Dominion Energy Inc (D)
Quick ratio
Dec 31, 2023 | Dec 31, 2022 | Dec 31, 2021 | Dec 31, 2020 | Dec 31, 2019 | ||
---|---|---|---|---|---|---|
Cash | US$ in thousands | 184,000 | 119,000 | 283,000 | 172,000 | 135,000 |
Short-term investments | US$ in thousands | 33,000 | 33,000 | 18,000 | 7,000 | 31,000 |
Receivables | US$ in thousands | 3,509,000 | 4,457,000 | 3,347,000 | 3,607,000 | 3,541,000 |
Total current liabilities | US$ in thousands | 24,476,000 | 13,450,000 | 8,673,000 | 10,843,000 | 9,940,000 |
Quick ratio | 0.15 | 0.34 | 0.42 | 0.35 | 0.37 |
December 31, 2023 calculation
Quick ratio = (Cash + Short-term investments + Receivables) ÷ Total current liabilities
= ($184,000K
+ $33,000K
+ $3,509,000K)
÷ $24,476,000K
= 0.15
The quick ratio of Dominion Energy Inc has varied over the past five years, ranging from a low of 0.21 in 2023 to a high of 0.65 in 2021. The quick ratio measures the company's ability to meet its short-term obligations with its most liquid assets excluding inventory.
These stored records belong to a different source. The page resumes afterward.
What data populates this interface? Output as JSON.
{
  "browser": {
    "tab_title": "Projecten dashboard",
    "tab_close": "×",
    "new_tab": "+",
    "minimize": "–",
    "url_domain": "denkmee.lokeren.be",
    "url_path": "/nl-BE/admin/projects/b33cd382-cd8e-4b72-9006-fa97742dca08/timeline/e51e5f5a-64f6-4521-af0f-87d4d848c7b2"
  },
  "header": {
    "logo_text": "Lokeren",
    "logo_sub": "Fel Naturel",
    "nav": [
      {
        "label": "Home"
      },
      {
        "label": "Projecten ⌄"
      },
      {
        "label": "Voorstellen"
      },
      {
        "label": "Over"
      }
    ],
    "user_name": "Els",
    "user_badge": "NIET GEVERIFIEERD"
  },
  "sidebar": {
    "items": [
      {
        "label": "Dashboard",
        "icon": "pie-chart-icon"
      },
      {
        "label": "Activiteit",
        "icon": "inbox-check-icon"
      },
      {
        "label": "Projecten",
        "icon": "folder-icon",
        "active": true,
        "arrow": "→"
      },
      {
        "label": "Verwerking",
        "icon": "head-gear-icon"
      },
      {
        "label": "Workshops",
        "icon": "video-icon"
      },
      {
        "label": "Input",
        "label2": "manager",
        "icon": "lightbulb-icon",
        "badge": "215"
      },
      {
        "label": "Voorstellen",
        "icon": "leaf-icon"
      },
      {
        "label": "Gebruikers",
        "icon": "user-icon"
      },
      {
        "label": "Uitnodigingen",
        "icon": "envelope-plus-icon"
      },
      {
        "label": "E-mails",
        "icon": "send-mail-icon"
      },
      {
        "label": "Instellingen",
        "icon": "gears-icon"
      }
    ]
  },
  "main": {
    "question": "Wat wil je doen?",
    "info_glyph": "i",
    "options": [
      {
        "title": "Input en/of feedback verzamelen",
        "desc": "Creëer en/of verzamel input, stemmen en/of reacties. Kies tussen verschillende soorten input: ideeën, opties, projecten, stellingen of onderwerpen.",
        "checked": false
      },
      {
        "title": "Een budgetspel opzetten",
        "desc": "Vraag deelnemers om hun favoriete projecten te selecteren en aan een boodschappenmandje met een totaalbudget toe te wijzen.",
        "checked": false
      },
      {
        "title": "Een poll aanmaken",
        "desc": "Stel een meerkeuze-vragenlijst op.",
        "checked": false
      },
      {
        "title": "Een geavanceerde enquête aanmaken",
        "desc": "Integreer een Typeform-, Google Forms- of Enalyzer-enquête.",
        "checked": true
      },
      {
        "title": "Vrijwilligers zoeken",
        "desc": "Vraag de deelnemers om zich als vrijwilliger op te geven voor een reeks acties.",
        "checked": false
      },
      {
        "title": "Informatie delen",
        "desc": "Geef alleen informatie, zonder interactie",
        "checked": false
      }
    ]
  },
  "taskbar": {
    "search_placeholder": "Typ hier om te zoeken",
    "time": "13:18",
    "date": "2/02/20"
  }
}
A higher quick ratio indicates a stronger ability to cover short-term liabilities.
In 2023, the quick ratio dropped to 0.21, suggesting a potential liquidity risk as the company may face difficulties meeting its short-term obligations without relying on inventory. This may raise concerns about the company's ability to handle unexpected financial obligations or downturns in the business environment.
On the other hand, in 2021, the quick ratio improved to 0.65, indicating a better liquidity position compared to the other years. This suggests that Dominion Energy Inc had a stronger ability to quickly cover its short-term liabilities with its liquid assets in that particular year.
Overall, the fluctuation in Dominion Energy Inc's quick ratio over the five-year period may reflect changes in the company's financial condition, liquidity management, and ability to efficiently utilize its liquid assets to meet its short-term obligations.